What makes the crisis harder to solve is that multiple pressure points are hitting simultaneously. Eighty-six percent of college and university leaders told the American Council on Education they are worried about their school's long-term financial viability. Nearly a third of private nonprofit colleges ran deficits in 2024. Federal financial aid uncertainty, state funding shifts, deferred maintenance on aging facilities, and the rising cost of the amenities that colleges use to compete for students have all contributed. Higher education consultant EAB describes the situation as a moment where every major revenue stream and every major expense category are under pressure at the same time.
The students enrolled when a college closes are the ones who absorb the most damage. Fewer than half of them continue their education. Of those who do transfer, many lose credits they have already earned and paid for. Fewer than half eventually earn degrees. The disruption does not just cost time and money; it breaks momentum in ways that are hard to recover from. For students who were first-generation college attendees, or who took out loans to attend a school that no longer exists, the consequences are compounding. The debt stays. The degree does not come with it.
The Trump administration's response to the higher education financial crisis has been to accelerate accountability requirements rather than provide relief. The Department of Education released new proposed regulations in April 2026 that would require undergraduate programs to demonstrate their average graduate earns more than a working adult with only a high school diploma. Programs that cannot clear that threshold face potential loss of federal funding. The intent is to force colleges to cut programs that do not deliver economic return. The effect on vulnerable institutions is less clear. A school already struggling to survive does not have easy options when told to eliminate programs that are not generating wage outcomes fast enough.

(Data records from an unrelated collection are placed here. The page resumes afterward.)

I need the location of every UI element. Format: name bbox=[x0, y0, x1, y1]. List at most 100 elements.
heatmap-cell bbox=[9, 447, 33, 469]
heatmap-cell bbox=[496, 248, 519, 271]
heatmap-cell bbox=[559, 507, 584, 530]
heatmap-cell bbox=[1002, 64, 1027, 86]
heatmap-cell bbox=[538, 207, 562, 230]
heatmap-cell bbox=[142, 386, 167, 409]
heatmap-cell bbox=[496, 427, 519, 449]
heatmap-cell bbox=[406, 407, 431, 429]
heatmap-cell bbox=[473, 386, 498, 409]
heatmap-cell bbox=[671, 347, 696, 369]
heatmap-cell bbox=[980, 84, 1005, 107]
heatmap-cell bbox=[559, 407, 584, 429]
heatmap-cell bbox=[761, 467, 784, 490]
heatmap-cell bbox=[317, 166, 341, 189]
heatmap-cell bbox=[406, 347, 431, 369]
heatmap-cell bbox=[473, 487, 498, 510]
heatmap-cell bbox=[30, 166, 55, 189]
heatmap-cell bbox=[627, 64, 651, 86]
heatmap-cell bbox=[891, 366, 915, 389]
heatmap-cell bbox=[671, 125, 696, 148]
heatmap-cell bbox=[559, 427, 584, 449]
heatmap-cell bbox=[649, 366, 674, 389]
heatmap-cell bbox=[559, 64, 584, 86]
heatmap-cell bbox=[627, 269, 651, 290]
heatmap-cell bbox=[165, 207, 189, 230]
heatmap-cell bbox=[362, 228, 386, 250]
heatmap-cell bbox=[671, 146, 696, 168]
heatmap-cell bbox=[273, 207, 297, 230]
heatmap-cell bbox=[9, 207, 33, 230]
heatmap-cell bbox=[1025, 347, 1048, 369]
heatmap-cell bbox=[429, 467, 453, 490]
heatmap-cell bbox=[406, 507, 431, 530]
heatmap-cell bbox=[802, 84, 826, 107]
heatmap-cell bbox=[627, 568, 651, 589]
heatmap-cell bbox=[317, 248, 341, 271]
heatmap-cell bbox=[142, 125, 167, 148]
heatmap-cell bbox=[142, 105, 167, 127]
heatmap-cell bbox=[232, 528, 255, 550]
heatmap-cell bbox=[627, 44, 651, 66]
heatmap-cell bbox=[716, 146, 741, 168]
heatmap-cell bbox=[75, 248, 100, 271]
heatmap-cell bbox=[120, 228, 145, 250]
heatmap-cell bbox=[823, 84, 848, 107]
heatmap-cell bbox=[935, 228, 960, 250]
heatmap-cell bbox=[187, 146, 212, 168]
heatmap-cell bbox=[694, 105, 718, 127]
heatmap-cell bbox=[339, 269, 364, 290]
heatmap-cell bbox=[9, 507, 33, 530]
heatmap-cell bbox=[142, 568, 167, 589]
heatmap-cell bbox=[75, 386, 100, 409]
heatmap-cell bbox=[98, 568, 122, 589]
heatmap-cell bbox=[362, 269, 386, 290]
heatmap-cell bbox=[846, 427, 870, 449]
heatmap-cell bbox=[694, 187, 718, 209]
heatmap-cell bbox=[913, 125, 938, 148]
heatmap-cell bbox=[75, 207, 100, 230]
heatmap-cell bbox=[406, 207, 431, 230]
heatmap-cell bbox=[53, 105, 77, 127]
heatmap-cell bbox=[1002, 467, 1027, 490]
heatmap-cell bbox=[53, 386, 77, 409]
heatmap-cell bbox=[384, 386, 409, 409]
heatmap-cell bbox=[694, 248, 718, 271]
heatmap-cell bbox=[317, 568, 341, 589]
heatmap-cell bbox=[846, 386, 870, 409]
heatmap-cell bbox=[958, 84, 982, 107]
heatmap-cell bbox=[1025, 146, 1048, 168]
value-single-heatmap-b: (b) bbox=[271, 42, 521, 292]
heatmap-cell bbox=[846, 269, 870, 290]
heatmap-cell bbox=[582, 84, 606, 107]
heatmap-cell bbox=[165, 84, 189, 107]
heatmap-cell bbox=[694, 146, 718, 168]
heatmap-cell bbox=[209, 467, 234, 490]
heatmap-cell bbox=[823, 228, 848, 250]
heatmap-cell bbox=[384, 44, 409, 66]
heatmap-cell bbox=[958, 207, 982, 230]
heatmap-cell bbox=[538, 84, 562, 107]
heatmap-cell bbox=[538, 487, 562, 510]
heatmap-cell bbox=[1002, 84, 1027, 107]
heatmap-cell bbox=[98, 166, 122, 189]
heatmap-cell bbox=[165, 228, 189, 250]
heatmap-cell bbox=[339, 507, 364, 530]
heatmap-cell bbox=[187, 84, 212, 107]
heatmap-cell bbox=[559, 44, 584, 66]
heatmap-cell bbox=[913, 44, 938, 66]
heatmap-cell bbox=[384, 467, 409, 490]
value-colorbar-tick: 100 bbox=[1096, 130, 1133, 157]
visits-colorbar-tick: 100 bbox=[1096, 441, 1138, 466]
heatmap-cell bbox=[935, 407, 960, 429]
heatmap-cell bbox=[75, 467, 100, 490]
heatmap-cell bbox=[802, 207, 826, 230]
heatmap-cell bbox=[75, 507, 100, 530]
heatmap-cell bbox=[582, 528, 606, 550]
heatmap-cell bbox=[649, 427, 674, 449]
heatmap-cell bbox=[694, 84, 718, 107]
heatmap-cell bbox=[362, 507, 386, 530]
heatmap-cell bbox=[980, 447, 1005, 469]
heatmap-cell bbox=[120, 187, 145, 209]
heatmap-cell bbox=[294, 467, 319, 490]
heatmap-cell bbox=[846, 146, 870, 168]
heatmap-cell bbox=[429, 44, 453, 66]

The harder truth is that not every institution that opened in the twentieth century was built to survive the twenty-first. The proliferation of small private colleges across the country was partly a product of post-World War II enrollment booms, federal financial aid expansion, and a cultural consensus that college was the default path for anyone with ambition. That consensus has fractured. Trade schools, community colleges, workforce certification programs, and online credentialing have created alternatives that did not exist in the same form thirty years ago. The market is doing what markets do when supply outpaces sustainable demand.
For families with students currently enrolled at small private colleges, now is the time to pay attention to financial indicators rather than assume stability. Watch for signs: reduced course offerings, deferral of facilities maintenance, departure of senior administrators, reliance on emergency borrowing. Those are the early signals that preceded most of the closures announced in recent years. Transfer-in policies at larger institutions have improved in response to the crisis, but navigating a transfer mid-degree is still far harder than it should be.
The 442 number is a projection, not a guarantee. Some of those schools will merge, find donors, restructure, or pivot programs in ways that keep them viable. But the ones that close will not be abstract statistics. They will be students, faculty, staff, and communities that built their identities around an institution that could not survive the pressure of a changing market. That story is already playing out, and it is going to continue.